Après l'annonce de la saisie du gouvernement bruxellois de ce dossier, le ministre libéral flamand en a appelé à "un débat serein au sein du gouvernement régional"... "Le principe de neutralité est très important, à la Stib mais aussi ailleurs dans la fonction publique. Et ce principe de neutralité évolue au fil de la société. On l'a vu à Charleroi, à Anvers ou même chez Actiris à Bruxelles", a-t-il dit.

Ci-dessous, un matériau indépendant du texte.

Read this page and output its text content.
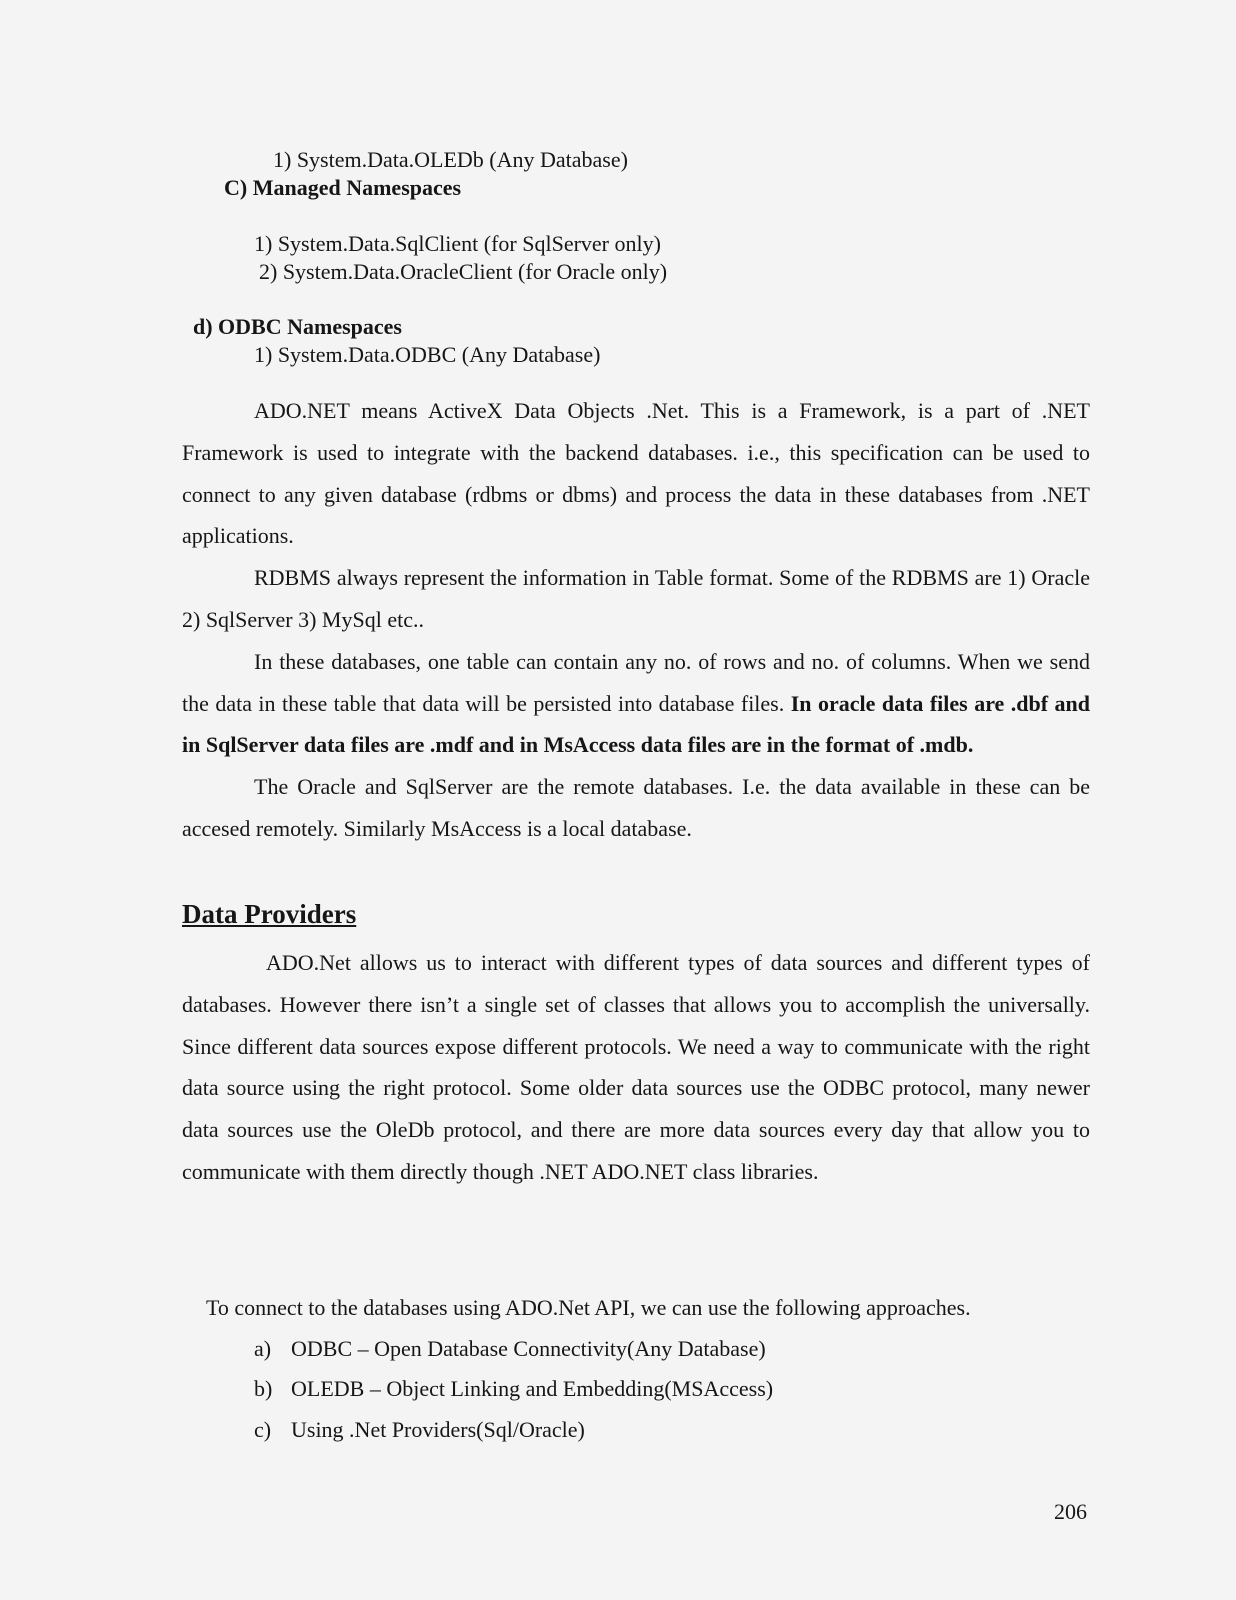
1) System.Data.OLEDb (Any Database)
C) Managed Namespaces
1) System.Data.SqlClient (for SqlServer only)
2) System.Data.OracleClient (for Oracle only)
d) ODBC Namespaces
1) System.Data.ODBC (Any Database)

ADO.NET means ActiveX Data Objects .Net. This is a Framework, is a part of .NET Framework is used to integrate with the backend databases. i.e., this specification can be used to connect to any given database (rdbms or dbms) and process the data in these databases from .NET applications.

RDBMS always represent the information in Table format. Some of the RDBMS are 1) Oracle 2) SqlServer 3) MySql etc..

In these databases, one table can contain any no. of rows and no. of columns. When we send the data in these table that data will be persisted into database files. In oracle data files are .dbf and in SqlServer data files are .mdf and in MsAccess data files are in the format of .mdb.

The Oracle and SqlServer are the remote databases. I.e. the data available in these can be accesed remotely. Similarly MsAccess is a local database.

Data Providers

ADO.Net allows us to interact with different types of data sources and different types of databases. However there isn’t a single set of classes that allows you to accomplish the universally. Since different data sources expose different protocols. We need a way to communicate with the right data source using the right protocol. Some older data sources use the ODBC protocol, many newer data sources use the OleDb protocol, and there are more data sources every day that allow you to communicate with them directly though .NET ADO.NET class libraries.

To connect to the databases using ADO.Net API, we can use the following approaches.
a) ODBC – Open Database Connectivity(Any Database)
b) OLEDB – Object Linking and Embedding(MSAccess)
c) Using .Net Providers(Sql/Oracle)
206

A ses yeux, "ne pas aller en appel, constituerait un manque de respect pour la fonction publique bruxelloise".

Le ministre souhaite avoir à terme un arrêt "clair".

Il considère que la discussion autour des signes convictionnels doit également englober la question de l'égalité hommes-femmes. "Le sexisme au sein d'une certaine partie de la Stib doit aussi être sur la table. Il ne doit pas y avoir de pression sociale, sinon il n'y a pas de liberté", a-t-il enfin insisté.